In medieval scholarship, social mobility is a theme which has only rarely been the object of a specific scientific reflection, in Italy, as in the other European countries (with the partial exception of the studies on medieval England). This research project aims at investigating social mobility in late medieval Italy through the analysis of both written and material sources. The research will mainly focus on central and northern Italy, with regional in-depth analyses investigating some crucial issues (Rome and the papal curia as channel for social mobility; Tuscany as a laboratory for the social renewal related to the economy and, more specifically, to brokering activities; Lombardy to investigate the role of political and institutional factors in social mobility).
Medieval social mobility has only rarely been considered as a specific theme (a first move forward being La mobilità sociale nel medioevo, S. Carocci ed., Roma, ÉFR, 2010). Therefore, one of the goals of the project has a general nature: while concretely developing extensive and specific research, it aims in fact to engage in examining the methodological and theoretical issues related to social mobility as a theme crucial to the full understanding of medieval societies, still neglected as a whole even at European level.

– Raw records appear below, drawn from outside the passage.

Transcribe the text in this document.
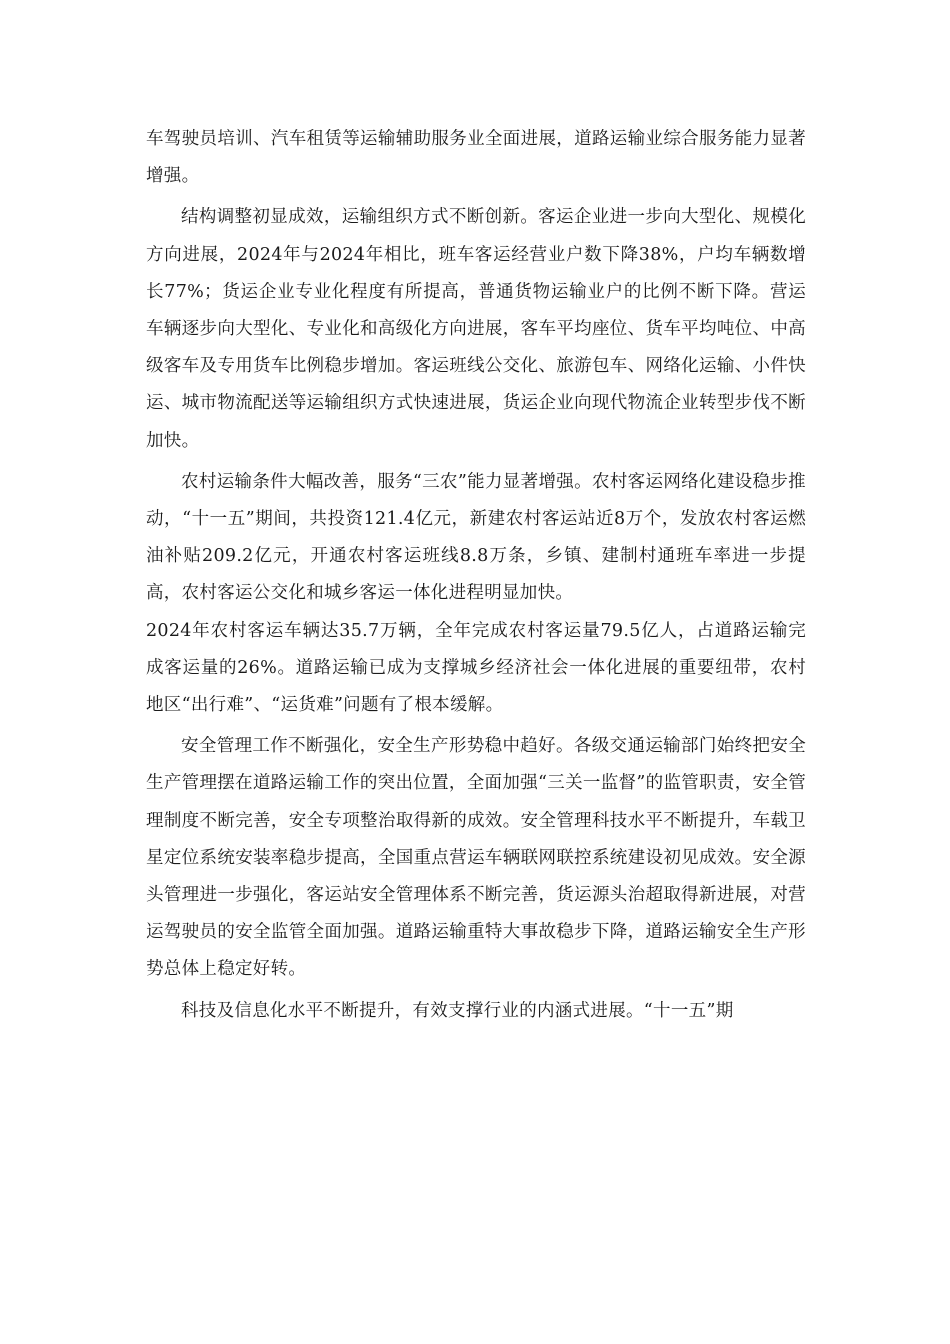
车驾驶员培训、汽车租赁等运输辅助服务业全面进展，道路运输业综合服务能力显著增强。

结构调整初显成效，运输组织方式不断创新。客运企业进一步向大型化、规模化方向进展，2024年与2024年相比，班车客运经营业户数下降38%，户均车辆数增长77%；货运企业专业化程度有所提高，普通货物运输业户的比例不断下降。营运车辆逐步向大型化、专业化和高级化方向进展，客车平均座位、货车平均吨位、中高级客车及专用货车比例稳步增加。客运班线公交化、旅游包车、网络化运输、小件快运、城市物流配送等运输组织方式快速进展，货运企业向现代物流企业转型步伐不断加快。

农村运输条件大幅改善，服务“三农”能力显著增强。农村客运网络化建设稳步推动，“十一五”期间，共投资121.4亿元，新建农村客运站近8万个，发放农村客运燃油补贴209.2亿元，开通农村客运班线8.8万条，乡镇、建制村通班车率进一步提高，农村客运公交化和城乡客运一体化进程明显加快。

2024年农村客运车辆达35.7万辆，全年完成农村客运量79.5亿人，占道路运输完成客运量的26%。道路运输已成为支撑城乡经济社会一体化进展的重要纽带，农村地区“出行难”、“运货难”问题有了根本缓解。

安全管理工作不断强化，安全生产形势稳中趋好。各级交通运输部门始终把安全生产管理摆在道路运输工作的突出位置，全面加强“三关一监督”的监管职责，安全管理制度不断完善，安全专项整治取得新的成效。安全管理科技水平不断提升，车载卫星定位系统安装率稳步提高，全国重点营运车辆联网联控系统建设初见成效。安全源头管理进一步强化，客运站安全管理体系不断完善，货运源头治超取得新进展，对营运驾驶员的安全监管全面加强。道路运输重特大事故稳步下降，道路运输安全生产形势总体上稳定好转。

科技及信息化水平不断提升，有效支撑行业的内涵式进展。“十一五”期
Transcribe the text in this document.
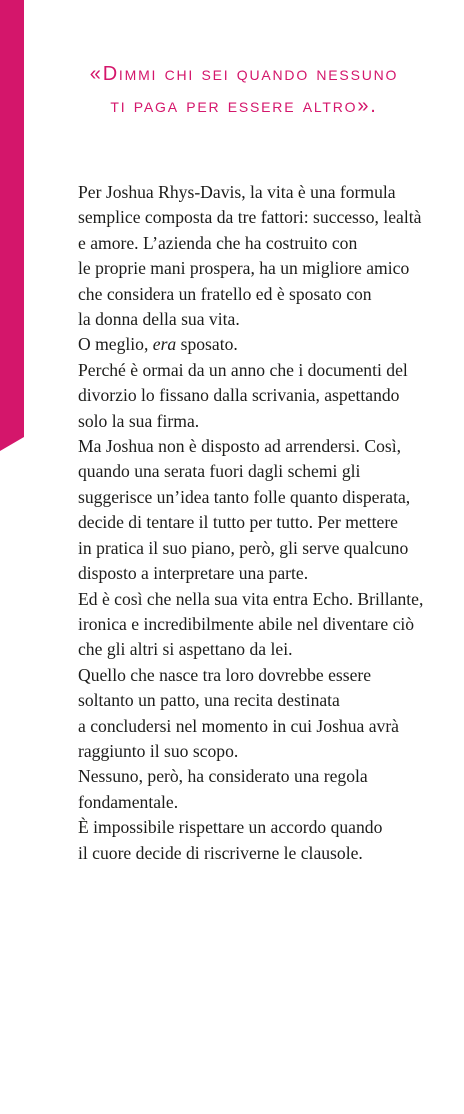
«Dimmi chi sei quando nessuno
ti paga per essere altro».
Per Joshua Rhys-Davis, la vita è una formula
semplice composta da tre fattori: successo, lealtà
e amore. L’azienda che ha costruito con
le proprie mani prospera, ha un migliore amico
che considera un fratello ed è sposato con
la donna della sua vita.
O meglio, era sposato.
Perché è ormai da un anno che i documenti del
divorzio lo fissano dalla scrivania, aspettando
solo la sua firma.
Ma Joshua non è disposto ad arrendersi. Così,
quando una serata fuori dagli schemi gli
suggerisce un’idea tanto folle quanto disperata,
decide di tentare il tutto per tutto. Per mettere
in pratica il suo piano, però, gli serve qualcuno
disposto a interpretare una parte.
Ed è così che nella sua vita entra Echo. Brillante,
ironica e incredibilmente abile nel diventare ciò
che gli altri si aspettano da lei.
Quello che nasce tra loro dovrebbe essere
soltanto un patto, una recita destinata
a concludersi nel momento in cui Joshua avrà
raggiunto il suo scopo.
Nessuno, però, ha considerato una regola
fondamentale.
È impossibile rispettare un accordo quando
il cuore decide di riscriverne le clausole.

We can identify five starting hypotheses , which deserve closer consideration in order to verify their validity or to substitute them with other, more suitable, interpretations.

    (a) The identification of the decades from the end of the 13th to the beginning of the 14th cent. as the key-moment of an inversion of relevance between socio-economic and political-institutional dynamics in determining the ways and features of social mobility.
    (b) The link between this change and a stiffening of the dynamics of mobility.
    (c) More broadly, the existence of a structural medieval tendency towards a descending mobility.
    (d) The emergence at the end of the Middle Ages of a complex society characterised on the one hand by the development of phenomena of class closure, and on the other hand by various processes of further separation and differentiation of roles and social functions.
    (e) The identification of phases in which experiences of social mobility and processes of spatial mobility taking place at the supra-local and supra-regional level were connecting and interacting.

The interrelated research fields will be:

    1) The clarification of the links between social mobility and long-term economic change from the 12th to the 15th cent;
    2) the reconstruction of the relationships between social mobility and institutional transformations;
    3) the exploration of specific channels of social mobility;
    4) finally, we will suggest a complex picture of the social mobility in Late medieval Italy as a process in which economic and politico-institutional factors did not operate separately, but interacted in determining the movement of individuals, families and groups along the social hierarchy.

In order to do so, taking into account the fundamental role of social representations, ideological material, and political idioms proves crucial.